Un déjeuner ou un dîner au St James est un pur moment de bonheur : on ressent une harmonie du début à la fin du repas qui est élaboré pour arriver à un l’équilibre parfait. Et l’une des clés de cet équilibre est la maitrise de l’acidité qui est une constante de la cuisine de Michel Portos et que l’on retrouve dans tous les plats, des amuse-bouche au dessert.

Et pourtant, durant son enfance le petit Michel n’a pas été éduqué à l’acide bien que cette saveur fasse partie intégrante des plats méditerranéens que cuisine sa mère tous les jours. Tomates, bien sûr et les agrumes présents sur la table et dans la cuisine où ils étaient utilisés à doses homéopathiques de même que le vinaigre cantonné comme condiment pour la salade.
Tout le temps de son apprentissage professionnel jusqu’à son arrivée à la maison Troisgros, l’acide est plutôt méconnu de Michel Portos même si ses maîtres en parsemaient un peu leurs plats.
Un jour, Michel déjeune chez Jean et Pierre Troisgros lorsqu’il entre dans cette maison renommée. Et alors, c’est une surprise étonnante, un véritable choc gustatif car toute la cuisine est particulièrement marquée par l’acide. Les premiers jours qu’il passe dans les cuisines, M. Portos est véritablement stupéfait par la consommation faramineuse de citron jaune, vert, de lime et par l’acidité de l’oseille. Le citron est l’objet indispensable, il regarde, ébahi, les 7 ou 8 caisses de citron qui sont livrées chaque semaine.

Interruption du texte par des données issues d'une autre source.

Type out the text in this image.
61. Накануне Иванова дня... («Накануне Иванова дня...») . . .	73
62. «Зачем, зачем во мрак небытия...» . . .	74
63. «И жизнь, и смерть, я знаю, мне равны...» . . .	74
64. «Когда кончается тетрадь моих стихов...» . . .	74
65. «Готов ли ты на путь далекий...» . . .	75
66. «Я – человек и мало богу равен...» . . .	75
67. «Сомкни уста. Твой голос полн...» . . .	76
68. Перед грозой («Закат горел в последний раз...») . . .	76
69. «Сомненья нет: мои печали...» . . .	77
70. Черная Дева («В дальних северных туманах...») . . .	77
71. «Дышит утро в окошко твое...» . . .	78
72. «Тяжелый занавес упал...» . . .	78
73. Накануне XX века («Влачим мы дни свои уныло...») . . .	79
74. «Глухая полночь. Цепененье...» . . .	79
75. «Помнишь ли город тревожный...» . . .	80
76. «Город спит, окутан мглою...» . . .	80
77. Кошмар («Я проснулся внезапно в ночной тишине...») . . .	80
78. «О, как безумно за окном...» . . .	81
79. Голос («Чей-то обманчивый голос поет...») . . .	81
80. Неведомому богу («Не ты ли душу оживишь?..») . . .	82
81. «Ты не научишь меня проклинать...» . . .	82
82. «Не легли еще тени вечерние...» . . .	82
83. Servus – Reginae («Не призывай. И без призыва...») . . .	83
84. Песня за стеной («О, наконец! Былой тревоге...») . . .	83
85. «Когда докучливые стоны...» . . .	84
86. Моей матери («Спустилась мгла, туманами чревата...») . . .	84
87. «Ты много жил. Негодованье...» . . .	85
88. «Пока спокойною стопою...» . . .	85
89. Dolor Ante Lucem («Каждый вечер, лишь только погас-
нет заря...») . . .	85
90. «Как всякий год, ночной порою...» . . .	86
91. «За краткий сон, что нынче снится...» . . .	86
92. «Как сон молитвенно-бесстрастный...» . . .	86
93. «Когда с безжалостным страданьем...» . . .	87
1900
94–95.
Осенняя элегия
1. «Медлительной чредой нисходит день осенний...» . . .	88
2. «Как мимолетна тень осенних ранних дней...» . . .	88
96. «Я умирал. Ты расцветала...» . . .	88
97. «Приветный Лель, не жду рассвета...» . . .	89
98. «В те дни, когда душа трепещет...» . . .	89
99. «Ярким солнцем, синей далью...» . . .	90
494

Pour un heurt, c’en fut un, et durant quelques semaines, ses papilles furent saturées, littéralement blindées à l’acide et peu à peu, il apprit à l’apprécier et il devint lui aussi « piqué à l’acide » qui est devenu l’outil indispensable à son travail et à sa vision de la cuisine. Et il reconnait que lorsqu’il ne la trouve pas dans un plat ou dans un repas, il se sent «en manque avec l’impression que tout est raplapla»
L’acide est rendu par les citrons et aussi l’oseille et le fameux saumon à l’oseille, plat emblématique de la nouvelle cuisine et de la maison Troisgros. Un plat véritablement révolutionnaire à plus d’un titre. D’abord parce que le saumon était essentiellement servie en darne ou entier, ici Jean Troisgros, qui est l’inventeur de cette recette sert le filet de saumon et l’accompagne d’une sauce à l’oseille. Il est parti de l’idée d’une sauce dont la base était une réduction de vermouth à laquelle il intégrait un peu de crème, des feuilles d’oseille déchirées et du citron ! Ouah ou ! A l’époque ce fut une révolution des palais !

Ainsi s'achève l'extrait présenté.